Je me suis attaché à décrire les effets généraux et, par conséquent, bienfaisants de la Concurrence; car il serait impie de supposer qu'aucune grande loi de la nature pût en produire qui fussent à la fois nuisibles et permanents; mais je suis loin de nier que son action ne soit accompagnée de beaucoup de froissements et de souffrances. Il me semble même que la théorie qui vient d'être exposée explique et ces souffrances et les plaintes inévitables qu'elles excitent. Puisque l'œuvre de la Concurrence consiste à niveler, nécessairement elle doit contrarier quiconque élève au-dessus du niveau sa tête orgueilleuse. On comprend que chaque producteur, afin de mettre son travail à plus haut prix, s'efforce de retenir le plus longtemps possible l'usage exclusif d'un agent, d'un procédé, ou d'un instrument de production. Or la Concurrence ayant justement pour mission et pour résultat d'enlever cet usage exclusif à l'individualité pour en faire une propriété commune, il est fatal que tous les hommes, en tant que producteurs, s'unissent dans un concert de malédictions contre la Concurrence. Ils ne se peuvent réconcilier avec elle qu'en appréciant leurs rapports avec la consommation; en se considérant non point en tant que membres d'une coterie, d'une corporation, mais en tant qu'hommes.

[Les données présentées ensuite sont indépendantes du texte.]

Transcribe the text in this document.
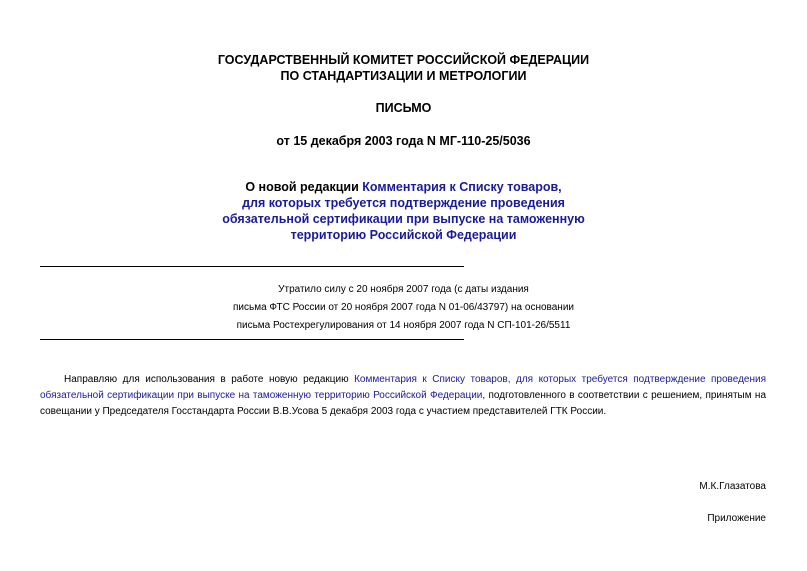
ГОСУДАРСТВЕННЫЙ КОМИТЕТ РОССИЙСКОЙ ФЕДЕРАЦИИ
ПО СТАНДАРТИЗАЦИИ И МЕТРОЛОГИИ
ПИСЬМО
от 15 декабря 2003 года N МГ-110-25/5036
О новой редакции Комментария к Списку товаров,
для которых требуется подтверждение проведения
обязательной сертификации при выпуске на таможенную
территорию Российской Федерации
Утратило силу с 20 ноября 2007 года (с даты издания
письма ФТС России от 20 ноября 2007 года N 01-06/43797) на основании
письма Ростехрегулирования от 14 ноября 2007 года N СП-101-26/5511
Направляю для использования в работе новую редакцию Комментария к Списку товаров, для которых требуется подтверждение проведения обязательной сертификации при выпуске на таможенную территорию Российской Федерации, подготовленного в соответствии с решением, принятым на совещании у Председателя Госстандарта России В.В.Усова 5 декабря 2003 года с участием представителей ГТК России.
М.К.Глазатова
Приложение
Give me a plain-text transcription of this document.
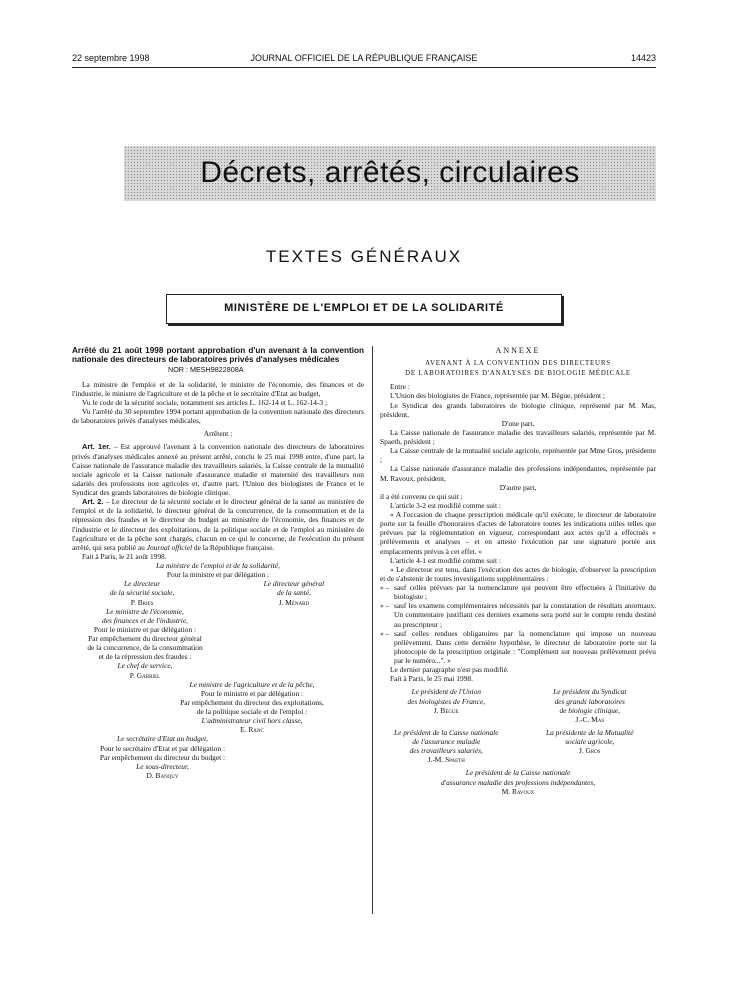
22 septembre 1998	JOURNAL OFFICIEL DE LA RÉPUBLIQUE FRANÇAISE	14423
Décrets, arrêtés, circulaires
TEXTES GÉNÉRAUX
MINISTÈRE DE L'EMPLOI ET DE LA SOLIDARITÉ

Arrêté du 21 août 1998 portant approbation d'un avenant à la convention nationale des directeurs de laboratoires privés d'analyses médicales

NOR : MESH9822808A

La ministre de l'emploi et de la solidarité, le ministre de l'économie, des finances et de l'industrie, le ministre de l'agriculture et de la pêche et le secrétaire d'Etat au budget,

Vu le code de la sécurité sociale, notamment ses articles L. 162-14 et L. 162-14-3 ;

Vu l'arrêté du 30 septembre 1994 portant approbation de la convention nationale des directeurs de laboratoires privés d'analyses médicales,

Arrêtent :

Art. 1er. – Est approuvé l'avenant à la convention nationale des directeurs de laboratoires privés d'analyses médicales annexé au présent arrêté, conclu le 25 mai 1998 entre, d'une part, la Caisse nationale de l'assurance maladie des travailleurs salariés, la Caisse centrale de la mutualité sociale agricole et la Caisse nationale d'assurance maladie et maternité des travailleurs non salariés des professions non agricoles et, d'autre part, l'Union des biologistes de France et le Syndicat des grands laboratoires de biologie clinique.

Art. 2. – Le directeur de la sécurité sociale et le directeur général de la santé au ministère de l'emploi et de la solidarité, le directeur général de la concurrence, de la consommation et de la répression des fraudes et le directeur du budget au ministère de l'économie, des finances et de l'industrie et le directeur des exploitations, de la politique sociale et de l'emploi au ministère de l'agriculture et de la pêche sont chargés, chacun en ce qui le concerne, de l'exécution du présent arrêté, qui sera publié au Journal officiel de la République française.

Fait à Paris, le 21 août 1998.

La ministre de l'emploi et de la solidarité,

Pour la ministre et par délégation :

Le directeur

de la sécurité sociale,

P. Bries

Le directeur général

de la santé,

J. Ménard

Le ministre de l'économie,

des finances et de l'industrie,

Pour le ministre et par délégation :

Par empêchement du directeur général

de la concurrence, de la consommation

et de la répression des fraudes :

Le chef de service,

P. Gabriel

Le ministre de l'agriculture et de la pêche,

Pour le ministre et par délégation :

Par empêchement du directeur des exploitations,

de la politique sociale et de l'emploi :

L'administrateur civil hors classe,

E. Ranc

Le secrétaire d'Etat au budget,

Pour le secrétaire d'Etat et par délégation :

Par empêchement du directeur du budget :

Le sous-directeur,

D. Banquy

ANNEXE

AVENANT À LA CONVENTION DES DIRECTEURS

DE LABORATOIRES D'ANALYSES DE BIOLOGIE MÉDICALE

Entre :

L'Union des biologistes de France, représentée par M. Bègue, président ;

Le Syndicat des grands laboratoires de biologie clinique, représenté par M. Mas, président,

D'une part,

La Caisse nationale de l'assurance maladie des travailleurs salariés, représentée par M. Spaeth, président ;

La Caisse centrale de la mutualité sociale agricole, représentée par Mme Gros, présidente ;

La Caisse nationale d'assurance maladie des professions indépendantes, représentée par M. Ravoux, président,

D'autre part,

il a été convenu ce qui suit :

L'article 3-2 est modifié comme suit :

« A l'occasion de chaque prescription médicale qu'il exécute, le directeur de laboratoire porte sur la feuille d'honoraires d'actes de laboratoire toutes les indications utiles telles que prévues par la réglementation en vigueur, correspondant aux actes qu'il a effectués « prélèvements et analyses – et en atteste l'exécution par une signature portée aux emplacements prévus à cet effet. »

L'article 4-1 est modifié comme suit :

« Le directeur est tenu, dans l'exécution des actes de biologie, d'observer la prescription et de s'abstenir de toutes investigations supplémentaires :

« – sauf celles prévues par la nomenclature qui peuvent être effectuées à l'initiative du biologiste ;
« – sauf les examens complémentaires nécessités par la constatation de résultats anormaux. Un commentaire justifiant ces derniers examens sera porté sur le compte rendu destiné au prescripteur ;
« – sauf celles rendues obligatoires par la nomenclature qui impose un nouveau prélèvement. Dans cette dernière hypothèse, le directeur de laboratoire porte sur la photocopie de la prescription originale : "Complément sur nouveau prélèvement prévu par le numéro...". »

Le dernier paragraphe n'est pas modifié.

Fait à Paris, le 25 mai 1998.

Le président de l'Union

des biologistes de France,

J. Bègue

Le président du Syndicat

des grands laboratoires

de biologie clinique,

J.-C. Mas

Le président de la Caisse nationale

de l'assurance maladie

des travailleurs salariés,

J.-M. Spaeth

La présidente de la Mutualité

sociale agricole,

J. Gros

Le président de la Caisse nationale

d'assurance maladie des professions indépendantes,

M. Ravoux
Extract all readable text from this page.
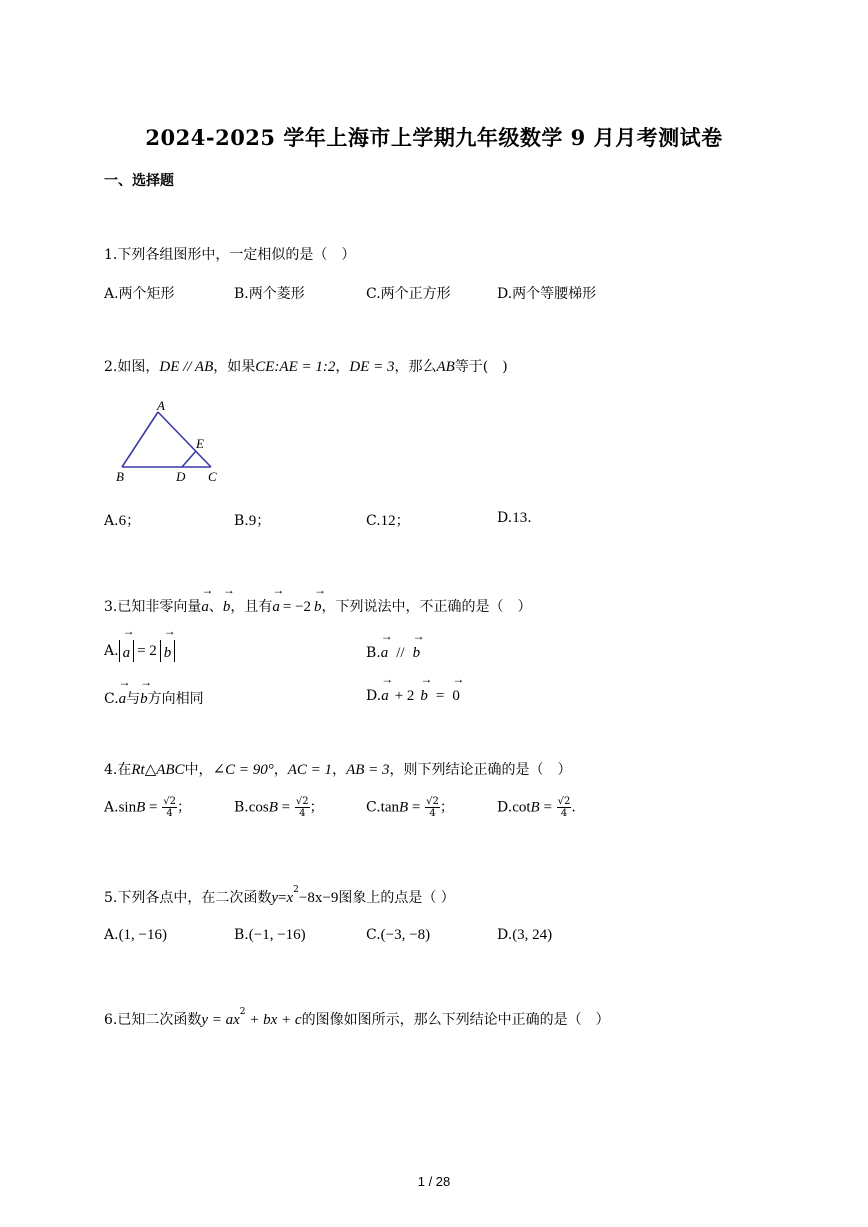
2024-2025 学年上海市上学期九年级数学 9 月月考测试卷
一、选择题
1.下列各组图形中，一定相似的是（　）
A.两个矩形	B.两个菱形	C.两个正方形	D.两个等腰梯形
2.如图，DE // AB，如果CE:AE = 1:2，DE = 3，那么AB等于(　)
A
B	C
D
E
A.6；	B.9；	C.12；	D.13.
3.已知非零向量
→
a、
→
b，且有
→
a = −2
→
b，下列说法中，不正确的是（　）
A.
→
a = 2
→
b	B.
→
a //
→
b
C.
→
a与
→
b方向相同	D.
→
a + 2
→
b =
→
0
4.在Rt△ABC中，∠C = 90°，AC = 1，AB = 3，则下列结论正确的是（　）
$A.\sin B = \frac{√2}{4}$ ；	$B.\cos B = \frac{√2}{4}$ ；	$C.\tan B = \frac{√2}{4}$ ；	$D.\cot B = \frac{√2}{4}$ .
5.下列各点中，在二次函数$y=x^2-8x-9$图象上的点是（ ）
A.(1, −16)	B.(−1, −16)	C.(−3, −8)	D.(3, 24)
6.已知二次函数$y = ax^2$ + bx + c的图像如图所示，那么下列结论中正确的是（　）
1 / 28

L'économie politique, il faut le dire, n'a pas encore assez fait pour dissiper cette funeste illusion, source de tant de haines, de calamités, d'irritations et de guerres; elle s'est épuisée, par une préférence peu scientifique, à analyser les phénomènes de la production; sa nomenclature même, toute commode qu'elle est, n'est pas en harmonie avec son objet. Agriculture, manufacture, commerce, c'est là une classification excellente peut-être, quand il s'agit de décrire les procédés des arts; mais cette description, capitale en technologie, est à peine accessoire en économie sociale: j'ajoute qu'elle y est essentiellement dangereuse. Quand on a classé les hommes en agriculteurs, fabricants et négociants, de quoi peut-on leur parler, si ce n'est de leurs intérêts de classe, de ces intérêts spéciaux que heurte la Concurrence et qui sont mis en opposition avec le bien général? Ce n'est pas pour les agriculteurs qu'il y a une agriculture, pour les manufacturiers qu'il y a des manufactures, pour les négociants qu'il se fait des échanges, mais afin que les hommes aient à leur disposition le plus possible de produits de toute espèce. Les lois de la consommation, ce qui la favorise, l'égalise et la moralise: voilà l'intérêt vraiment social, vraiment humanitaire; voilà l'objet réel de la science; voilà sur quoi elle doit concentrer ses vives clartés: car c'est là qu'est le lien des classes, des nations, des races, le principe et l'explication de la fraternité humaine. C'est donc avec regret que nous voyons les économistes vouer des facultés puissantes, dépenser une somme prodigieuse de sagacité à l'anatomie de la production, rejetant au fond de leurs livres, dans des chapitres complémentaires, quelques brefs lieux communs sur les phénomènes de la consommation. Que dis-je! on a vu naguère un professeur, célèbre à juste titre, supprimer entièrement cette partie de la science, s'occuper des moyens sans jamais parler du résultat, et bannir de son cours tout ce qui concerne la consommation des richesses, comme appartenant, disait-il, à la morale, et non à l'économie politique. Faut-il être surpris que le public soit plus frappé des inconvénients de la Concurrence que de ses avantages, puisque les premiers l'affectent au point de vue spécial de la production dont on l'entretient sans cesse, et les seconds au point de vue général de la consommation dont on ne lui dit jamais rien?